The need for the AU’s active involvement is all the more urgent after the expulsion of humanitarian aid agencies from Sudan by the Bashir government. Medecins Sans Frontieres (MSF), for instance, who had been providing medical aid to Darfur victims since 2003, was suddenly expelled from Sudan just after the warrant was issued. In their estimate, around 450,000 patients are without health care and heavily reliant on international NGOs. The fact that the Government of Sudan has shelved plans to take over basic services currently provided by international non-governmental organisations and United Nations agencies, adds to citizen suffering. Thus, there are a number of challenges that face concerned regional parties and stakeholders-primarily that of balancing justified prosecution and improving the conditions of the citizens of Darfur.

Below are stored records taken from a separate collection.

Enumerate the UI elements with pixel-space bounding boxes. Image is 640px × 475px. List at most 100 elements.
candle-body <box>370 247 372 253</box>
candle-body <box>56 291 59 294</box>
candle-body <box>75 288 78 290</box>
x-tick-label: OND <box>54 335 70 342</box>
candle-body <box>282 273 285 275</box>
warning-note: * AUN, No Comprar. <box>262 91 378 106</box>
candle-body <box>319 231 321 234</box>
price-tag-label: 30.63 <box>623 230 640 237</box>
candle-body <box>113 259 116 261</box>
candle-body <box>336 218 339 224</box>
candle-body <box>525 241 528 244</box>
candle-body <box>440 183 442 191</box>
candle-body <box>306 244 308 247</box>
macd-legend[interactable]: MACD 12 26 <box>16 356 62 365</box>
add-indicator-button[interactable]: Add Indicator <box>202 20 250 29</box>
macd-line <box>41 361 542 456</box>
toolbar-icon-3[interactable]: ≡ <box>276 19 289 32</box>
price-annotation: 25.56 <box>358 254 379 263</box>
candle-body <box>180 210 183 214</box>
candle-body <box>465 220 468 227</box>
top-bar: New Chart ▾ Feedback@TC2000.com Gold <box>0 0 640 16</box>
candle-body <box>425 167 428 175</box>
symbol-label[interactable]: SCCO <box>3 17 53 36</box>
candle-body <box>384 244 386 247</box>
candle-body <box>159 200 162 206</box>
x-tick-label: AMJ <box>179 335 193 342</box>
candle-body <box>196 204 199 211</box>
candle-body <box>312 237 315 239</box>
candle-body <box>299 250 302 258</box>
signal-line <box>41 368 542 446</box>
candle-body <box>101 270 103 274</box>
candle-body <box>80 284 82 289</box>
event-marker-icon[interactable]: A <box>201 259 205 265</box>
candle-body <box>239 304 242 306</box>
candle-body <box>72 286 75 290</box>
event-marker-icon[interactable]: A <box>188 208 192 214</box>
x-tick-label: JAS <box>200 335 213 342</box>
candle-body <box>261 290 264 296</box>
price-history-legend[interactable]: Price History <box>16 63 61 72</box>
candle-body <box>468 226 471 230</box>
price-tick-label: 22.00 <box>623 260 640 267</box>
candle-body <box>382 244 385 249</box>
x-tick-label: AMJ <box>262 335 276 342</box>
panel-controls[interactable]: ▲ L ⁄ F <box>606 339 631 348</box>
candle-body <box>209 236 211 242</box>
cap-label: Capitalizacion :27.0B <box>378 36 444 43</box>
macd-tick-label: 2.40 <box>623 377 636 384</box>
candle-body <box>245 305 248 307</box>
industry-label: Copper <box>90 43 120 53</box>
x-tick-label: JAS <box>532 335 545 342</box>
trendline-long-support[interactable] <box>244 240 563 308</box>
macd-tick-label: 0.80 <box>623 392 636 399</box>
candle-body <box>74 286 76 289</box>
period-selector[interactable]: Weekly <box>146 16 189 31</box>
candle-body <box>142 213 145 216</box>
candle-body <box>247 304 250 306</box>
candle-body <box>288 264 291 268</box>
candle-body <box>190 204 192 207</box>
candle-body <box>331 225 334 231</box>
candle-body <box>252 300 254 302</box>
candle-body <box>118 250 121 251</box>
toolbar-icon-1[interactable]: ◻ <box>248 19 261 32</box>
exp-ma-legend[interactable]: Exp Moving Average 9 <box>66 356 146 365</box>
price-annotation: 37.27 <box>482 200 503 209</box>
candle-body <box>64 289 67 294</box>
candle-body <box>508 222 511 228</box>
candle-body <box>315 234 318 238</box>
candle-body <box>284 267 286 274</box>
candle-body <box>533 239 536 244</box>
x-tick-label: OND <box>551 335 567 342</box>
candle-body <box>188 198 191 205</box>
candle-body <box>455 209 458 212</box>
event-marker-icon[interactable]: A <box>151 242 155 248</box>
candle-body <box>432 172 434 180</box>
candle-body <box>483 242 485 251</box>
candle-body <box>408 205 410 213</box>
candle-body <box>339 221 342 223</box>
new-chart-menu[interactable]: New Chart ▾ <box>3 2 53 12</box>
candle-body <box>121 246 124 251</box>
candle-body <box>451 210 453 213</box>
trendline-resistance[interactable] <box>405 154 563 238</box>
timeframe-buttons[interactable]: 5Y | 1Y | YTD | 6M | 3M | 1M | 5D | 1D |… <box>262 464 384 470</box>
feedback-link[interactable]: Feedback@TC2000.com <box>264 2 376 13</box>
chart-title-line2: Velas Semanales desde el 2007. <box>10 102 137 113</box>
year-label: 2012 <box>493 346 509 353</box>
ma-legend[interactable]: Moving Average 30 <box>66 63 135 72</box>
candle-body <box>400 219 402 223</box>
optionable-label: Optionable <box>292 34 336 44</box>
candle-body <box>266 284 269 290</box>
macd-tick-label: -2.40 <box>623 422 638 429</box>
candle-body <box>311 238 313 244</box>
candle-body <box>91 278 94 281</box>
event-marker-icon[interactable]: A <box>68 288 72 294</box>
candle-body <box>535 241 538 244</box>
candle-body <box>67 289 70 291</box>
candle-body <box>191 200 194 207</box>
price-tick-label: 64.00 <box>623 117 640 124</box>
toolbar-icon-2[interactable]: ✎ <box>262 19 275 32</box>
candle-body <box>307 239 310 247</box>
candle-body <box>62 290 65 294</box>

Previous attempts to address terra firma as well as institutional problems in Darfur have failed: the Darfur Peace Agreement has not been honoured, the United Nations African Union Mission in Darfur (UNAMID) has not been successful in resolving the situation, on the contrary, several UNAMID officials have been killed. Numerous provisions of the Organisation of African Unity Constitutive Act, 2000 have also been flouted-such as the protection of the rule of law; human rights; and the condemnation of impunity.
Ironically, the common concern among African countries seems to be that the ICC’s warrant undermines the continent’s efforts to solve its problems. As all regional efforts in the continent to solve the situation so far have fallen short, it is imperative to look to newer alternative and more aggressive arrangements rather than, as Desmond Tutu puts it, ‘work to subvert it [the warrant]’.
Indeed there are three steps that the AU and the Arab League should adopt immediately. To begin with, the AU should compel Sudan to revoke the expulsion of international aid agencies and assist in the development and implementation of a state policy to provide basic services. Second, the Arab League and any African states in favour of a deferral/suspension of a warrant should resort to conditionality: in the event the Government of Sudan does not actively take immediate remedial measures, they would withhold their support for a deferral. Finally, as indicated earlier, impunity cannot be condoned, thus in conformity with Resolution 1593, a regional body must actively conduct proceedings against war crimes and crimes against humanity within the region.